Like most community banks, Union National Community Bank in Mount Joy, Pa., is constantly on the lookout for low-cost funding.
The $410 million-asset bank's latest source: selling two- and three-year certificates of deposit to limited liability companies formed solely to make a market for these CDs.
"This allows community banks access to a much larger marketplace without having to compete with the local CD specials that other banks are offering," said Dwight N. Kreiser, Union's vice president and chief accounting officer.
The bank plans to make its first sales next month with the help of Index Powered Financial Services, a Denver wholesale CD broker that is creating these LLCs.
Here's how it would work:
Each LLC would purchase from at least 100 community banks a $100,000 CD, insured by the Federal Deposit Insurance Corp., at below-market rates. Using as collateral this pool of CDs, the LLCs would then sell AAA-rated notes to institutional investors, which would earn returns typically 63 to 68 basis points above U.S. Treasury notes.
"Once investors figure out that it's a way to decent returns from something backed by FDIC-insured deposits," Mr. Kreiser said, the CDs will "be a new funding source at a reasonable cost ."
Bob Cowvin, Index's president and chief executive, said it is trying to sell an institutional buyer the first note created through the program: a medium-term note at 4.15% backed by $9.95 million in CDs from 102 community banks.
The concept is unproved, but Mr. Cowvin predicts the product will catch on. "This may be the only AAA-rated note offered by a private company," he said.
For years community banks have been able to sell longer-term CDs to wholesale brokers that offer them to investors. But investors have been limited in the number of FDIC-insured CDs they could acquire from one bank.
Under Index's so-called Capital Market CD program, investors can purchase notes from an unlimited number of LLCs. Each note would be collateralized by CDs, conceivably from the same banks.
All of the CDs remain FDIC-insured, because each LLC can buy only one, valued at up to $100,000 including accrued interest, from each bank.
Index is hoping the program becomes popular enough on Wall Street to eventually enable it to form LLCs every day, Mr. Cowvin said. This would give community banks another steady source of low-cost funds.
Hillcrest Bank in Overland Park, Kan., is interested.
"Loan demand is very high right now, as the commercial real estate market in the Kansas City area is extremely active, and it's good to have a diversified source of liquidity," said G. Richard Degen, an executive vice president and chief financial officer of the $1.1 billion-asset bank.
Another firm, Insured Deposits Conduit LLC in Miami, is trying to launch a similar program, said Jorge H. Coloma, its managing director.
Initial plans call for forming 10 to 20 LLCs that would issue notes collectively backed by $200 million in CDs from community banks. Mr. Coloma said his company would like to eventually form that many LLCs each week.
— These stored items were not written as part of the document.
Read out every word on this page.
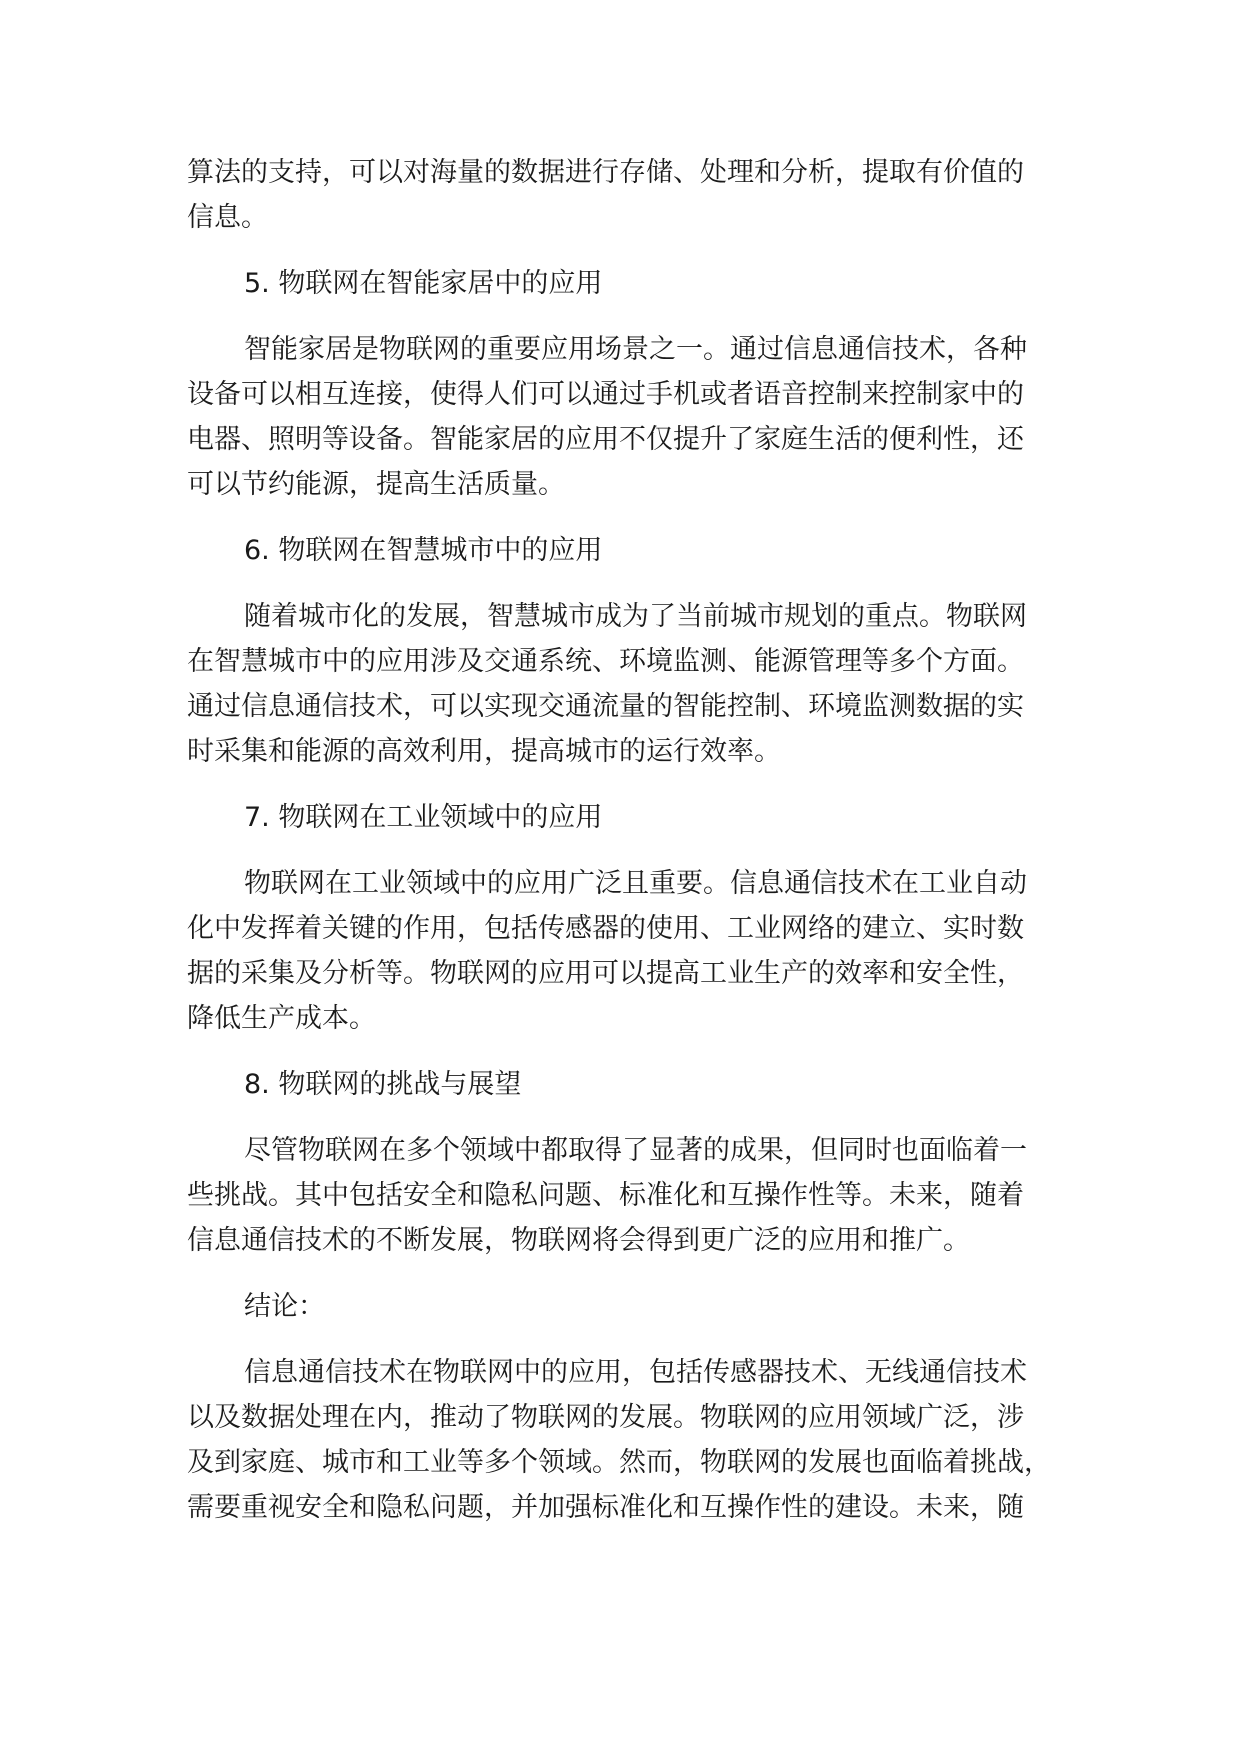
算法的支持，可以对海量的数据进行存储、处理和分析，提取有价值的
信息。
5. 物联网在智能家居中的应用
智能家居是物联网的重要应用场景之一。通过信息通信技术，各种
设备可以相互连接，使得人们可以通过手机或者语音控制来控制家中的
电器、照明等设备。智能家居的应用不仅提升了家庭生活的便利性，还
可以节约能源，提高生活质量。
6. 物联网在智慧城市中的应用
随着城市化的发展，智慧城市成为了当前城市规划的重点。物联网
在智慧城市中的应用涉及交通系统、环境监测、能源管理等多个方面。
通过信息通信技术，可以实现交通流量的智能控制、环境监测数据的实
时采集和能源的高效利用，提高城市的运行效率。
7. 物联网在工业领域中的应用
物联网在工业领域中的应用广泛且重要。信息通信技术在工业自动
化中发挥着关键的作用，包括传感器的使用、工业网络的建立、实时数
据的采集及分析等。物联网的应用可以提高工业生产的效率和安全性，
降低生产成本。
8. 物联网的挑战与展望
尽管物联网在多个领域中都取得了显著的成果，但同时也面临着一
些挑战。其中包括安全和隐私问题、标准化和互操作性等。未来，随着
信息通信技术的不断发展，物联网将会得到更广泛的应用和推广。
结论：
信息通信技术在物联网中的应用，包括传感器技术、无线通信技术
以及数据处理在内，推动了物联网的发展。物联网的应用领域广泛，涉
及到家庭、城市和工业等多个领域。然而，物联网的发展也面临着挑战，
需要重视安全和隐私问题，并加强标准化和互操作性的建设。未来，随
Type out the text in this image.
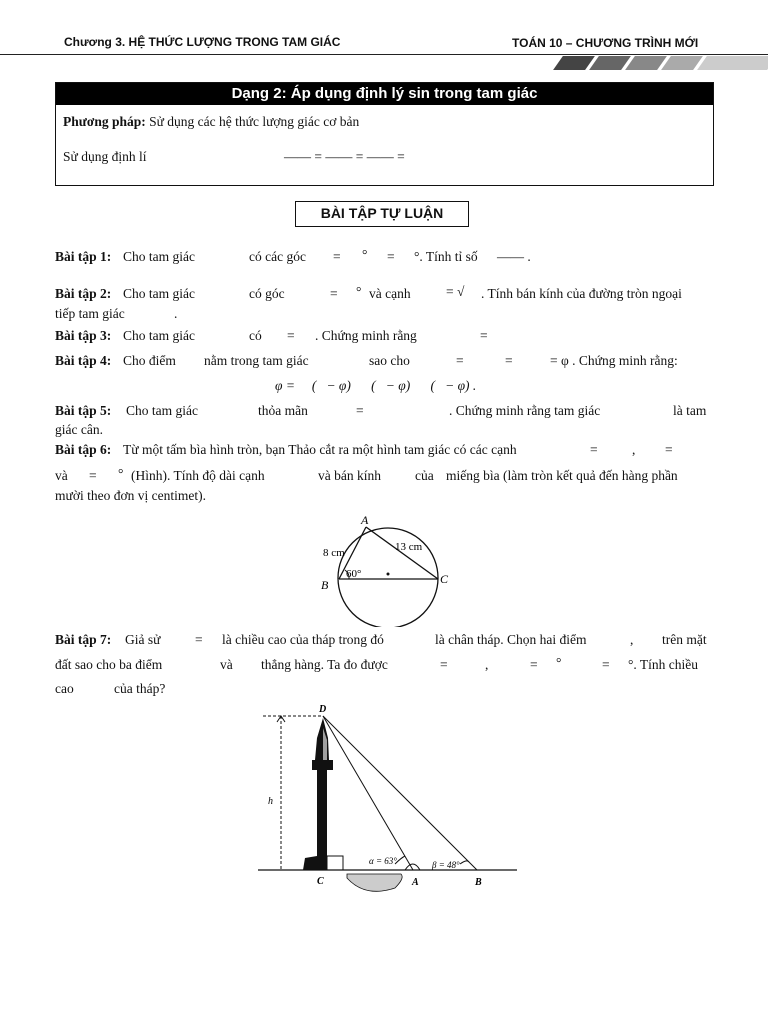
Chương 3. HỆ THỨC LƯỢNG TRONG TAM GIÁC	TOÁN 10 – CHƯƠNG TRÌNH MỚI
Dạng 2: Áp dụng định lý sin trong tam giác
Phương pháp: Sử dụng các hệ thức lượng giác cơ bản
Sử dụng định lí	—— = —— = —— =
BÀI TẬP TỰ LUẬN
Bài tập 1: Cho tam giác	có các góc = ° = °. Tính tỉ số —— .
Bài tập 2: Cho tam giác	có góc	= ° và cạnh	= √ . Tính bán kính của đường tròn ngoại
tiếp tam giác	.
Bài tập 3: Cho tam giác	có = . Chứng minh rằng	=
Bài tập 4: Cho điểm nằm trong tam giác	sao cho	=	=	= φ . Chứng minh rằng:
φ =     (   − φ)      (   − φ)      (   − φ) .
Bài tập 5: Cho tam giác	thỏa mãn	=	. Chứng minh rằng tam giác	là tam
giác cân.
Bài tập 6: Từ một tấm bìa hình tròn, bạn Thảo cắt ra một hình tam giác có các cạnh	=	, =
và = ° (Hình). Tính độ dài cạnh	và bán kính	của miếng bìa (làm tròn kết quả đến hàng phần
mười theo đơn vị centimet).
A
B	C
8 cm	13 cm
60°
Bài tập 7: Giả sử	= là chiều cao của tháp trong đó	là chân tháp. Chọn hai điểm	, trên mặt
đất sao cho ba điểm	và thẳng hàng. Ta đo được	=	,	= °	= °. Tính chiều
cao	của tháp?
h
D
C	A	B
α = 63°	β = 48°
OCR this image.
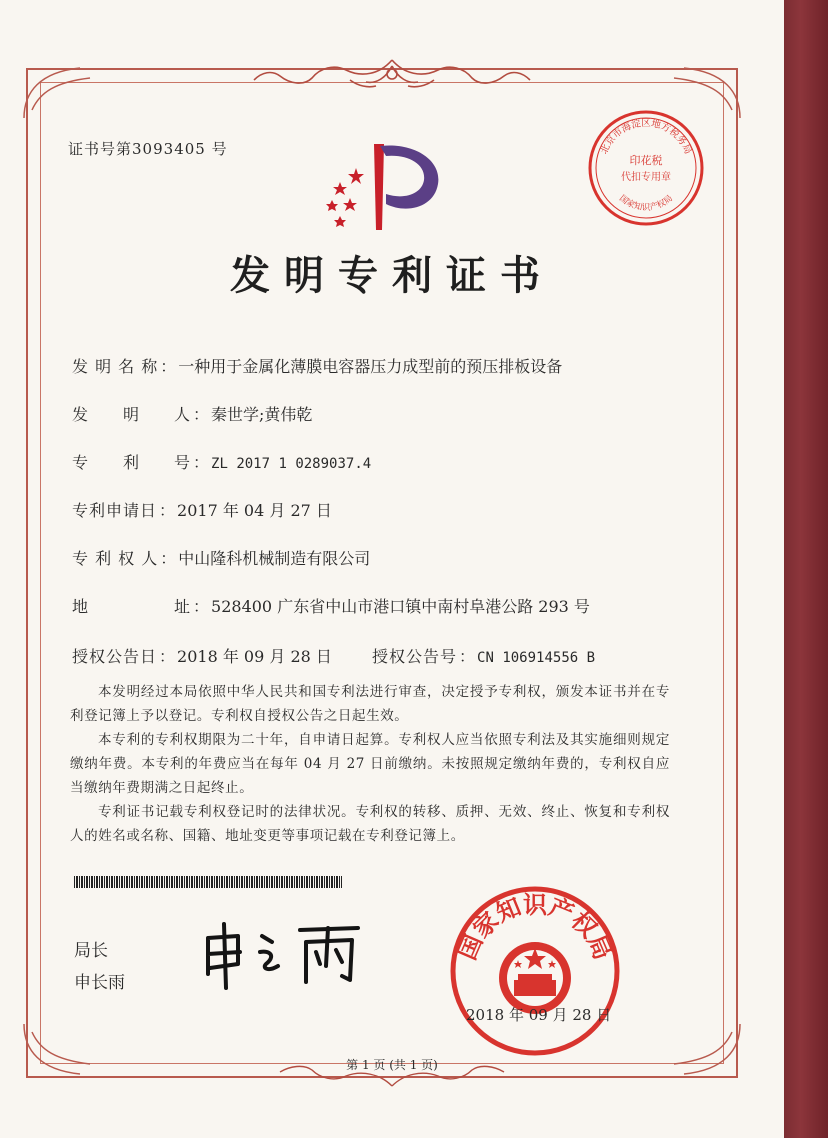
证书号第3093405 号	北京市海淀区地方税务局
国家知识产权局
印花税
代扣专用章
发明专利证书
发 明 名 称 ： 一种用于金属化薄膜电容器压力成型前的预压排板设备
发　　明　　人 ： 秦世学;黄伟乾
专　　利　　号 ： ZL 2017 1 0289037.4
专利申请日 ： 2017 年 04 月 27 日
专 利 权 人 ： 中山隆科机械制造有限公司
地　　　　　址 ： 528400 广东省中山市港口镇中南村阜港公路 293 号
授权公告日 ： 2018 年 09 月 28 日	授权公告号 ： CN 106914556 B
本发明经过本局依照中华人民共和国专利法进行审查，决定授予专利权，颁发本证书并在专利登记簿上予以登记。专利权自授权公告之日起生效。
本专利的专利权期限为二十年，自申请日起算。专利权人应当依照专利法及其实施细则规定缴纳年费。本专利的年费应当在每年 04 月 27 日前缴纳。未按照规定缴纳年费的，专利权自应当缴纳年费期满之日起终止。
专利证书记载专利权登记时的法律状况。专利权的转移、质押、无效、终止、恢复和专利权人的姓名或名称、国籍、地址变更等事项记载在专利登记簿上。
局长
申长雨
国家知识产权局
2018 年 09 月 28 日
第 1 页 (共 1 页)
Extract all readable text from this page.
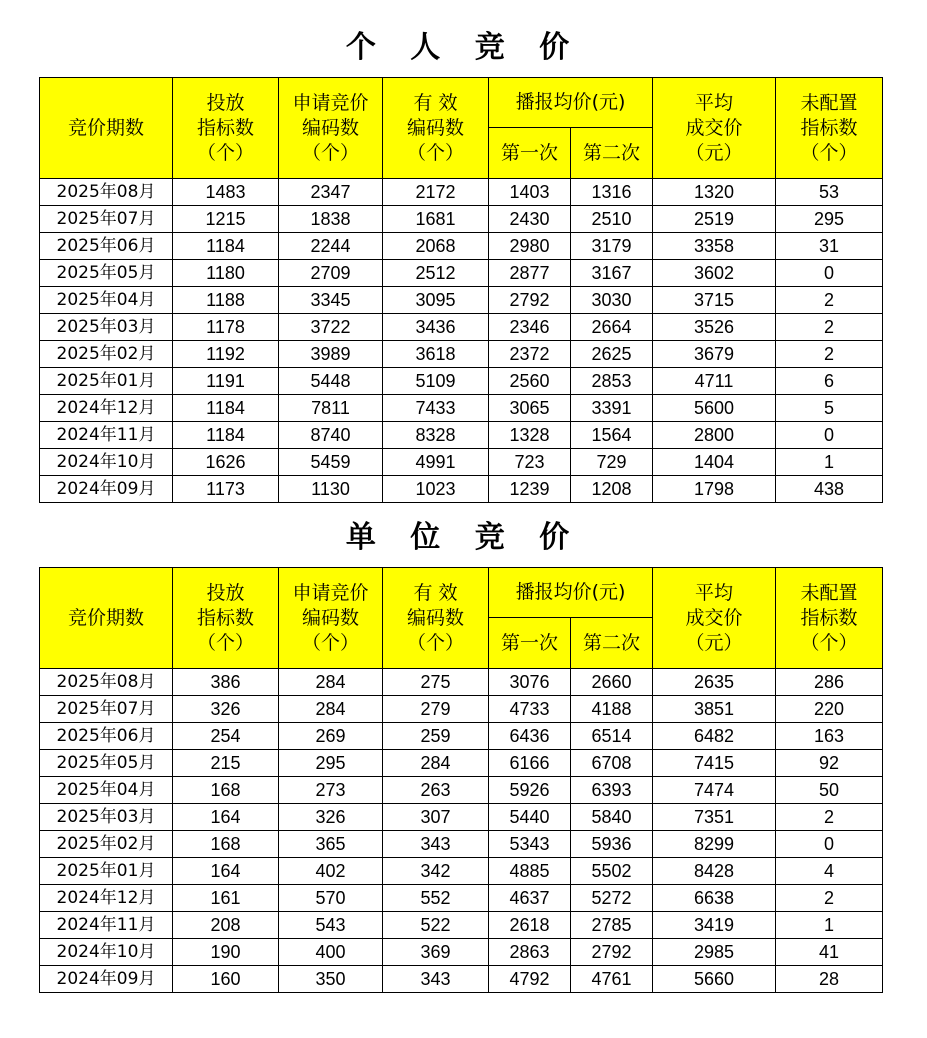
个 人 竞 价
竞价期数	投放
指标数
（个）	申请竞价
编码数
（个）	有 效
编码数
（个）	播报均价(元)		平均
成交价
（元）	未配置
指标数
（个）

				第一次	第二次		
2025年08月	1483	2347	2172	1403	1316	1320	53
2025年07月	1215	1838	1681	2430	2510	2519	295
2025年06月	1184	2244	2068	2980	3179	3358	31
2025年05月	1180	2709	2512	2877	3167	3602	0
2025年04月	1188	3345	3095	2792	3030	3715	2
2025年03月	1178	3722	3436	2346	2664	3526	2
2025年02月	1192	3989	3618	2372	2625	3679	2
2025年01月	1191	5448	5109	2560	2853	4711	6
2024年12月	1184	7811	7433	3065	3391	5600	5
2024年11月	1184	8740	8328	1328	1564	2800	0
2024年10月	1626	5459	4991	723	729	1404	1
2024年09月	1173	1130	1023	1239	1208	1798	438
单 位 竞 价
竞价期数	投放
指标数
（个）	申请竞价
编码数
（个）	有 效
编码数
（个）	播报均价(元)		平均
成交价
（元）	未配置
指标数
（个）

				第一次	第二次		
2025年08月	386	284	275	3076	2660	2635	286
2025年07月	326	284	279	4733	4188	3851	220
2025年06月	254	269	259	6436	6514	6482	163
2025年05月	215	295	284	6166	6708	7415	92
2025年04月	168	273	263	5926	6393	7474	50
2025年03月	164	326	307	5440	5840	7351	2
2025年02月	168	365	343	5343	5936	8299	0
2025年01月	164	402	342	4885	5502	8428	4
2024年12月	161	570	552	4637	5272	6638	2
2024年11月	208	543	522	2618	2785	3419	1
2024年10月	190	400	369	2863	2792	2985	41
2024年09月	160	350	343	4792	4761	5660	28
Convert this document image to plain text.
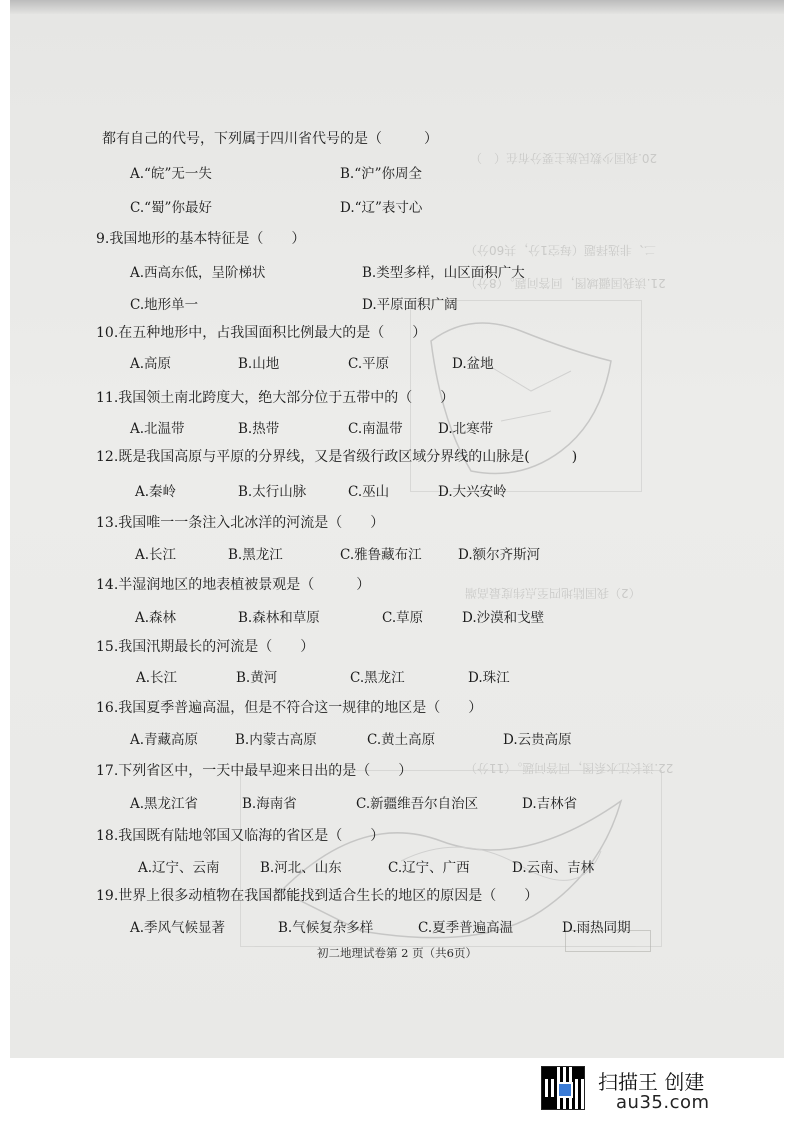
20.我国少数民族主要分布在（　）
二、非选择题（每空1分，共60分）
21.读我国疆域图，回答问题。（8分）
（2）我国陆地四至点纬度最高端
22.读长江水系图，回答问题。（11分）
都有自己的代号，下列属于四川省代号的是（　　　）
A.“皖”无一失	B.“沪”你周全
C.“蜀”你最好	D.“辽”表寸心
9.我国地形的基本特征是（　　）
A.西高东低，呈阶梯状	B.类型多样，山区面积广大
C.地形单一	D.平原面积广阔
10.在五种地形中，占我国面积比例最大的是（　　）
A.高原	B.山地	C.平原	D.盆地
11.我国领土南北跨度大，绝大部分位于五带中的（　　）
A.北温带	B.热带	C.南温带	D.北寒带
12.既是我国高原与平原的分界线，又是省级行政区域分界线的山脉是(　　　)
A.秦岭	B.太行山脉	C.巫山	D.大兴安岭
13.我国唯一一条注入北冰洋的河流是（　　）
A.长江	B.黑龙江	C.雅鲁藏布江	D.额尔齐斯河
14.半湿润地区的地表植被景观是（　　　）
A.森林	B.森林和草原	C.草原	D.沙漠和戈壁
15.我国汛期最长的河流是（　　）
A.长江	B.黄河	C.黑龙江	D.珠江
16.我国夏季普遍高温，但是不符合这一规律的地区是（　　）
A.青藏高原	B.内蒙古高原	C.黄土高原	D.云贵高原
17.下列省区中，一天中最早迎来日出的是（　　）
A.黑龙江省	B.海南省	C.新疆维吾尔自治区	D.吉林省
18.我国既有陆地邻国又临海的省区是（　　）
A.辽宁、云南	B.河北、山东	C.辽宁、广西	D.云南、吉林
19.世界上很多动植物在我国都能找到适合生长的地区的原因是（　　）
A.季风气候显著	B.气候复杂多样	C.夏季普遍高温	D.雨热同期
初二地理试卷第 2 页（共6页）
扫描王 创建
au35.com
Since 2003 banks have been able to hold more than $100,000 in CDs for single investors using a program developed by Promontory Interfinancial Network in Arlington, Va.
But under Promontory's Certificate of Deposit Account Registry Service, investors are limited to buying $20 million in CDs from any one bank. (Promontory disperses the deposits to a number of banks so that no bank is holding more than $100,000.)
Under the program Index is creating, banks could hold an unlimited number of CDs that back various notes bought by a single investor, because the LLCs retain ownership of the CDs.
Though investors buy CDs in Promontory's program, Index is effectively offering a way to securitize CDs through the issuance of notes.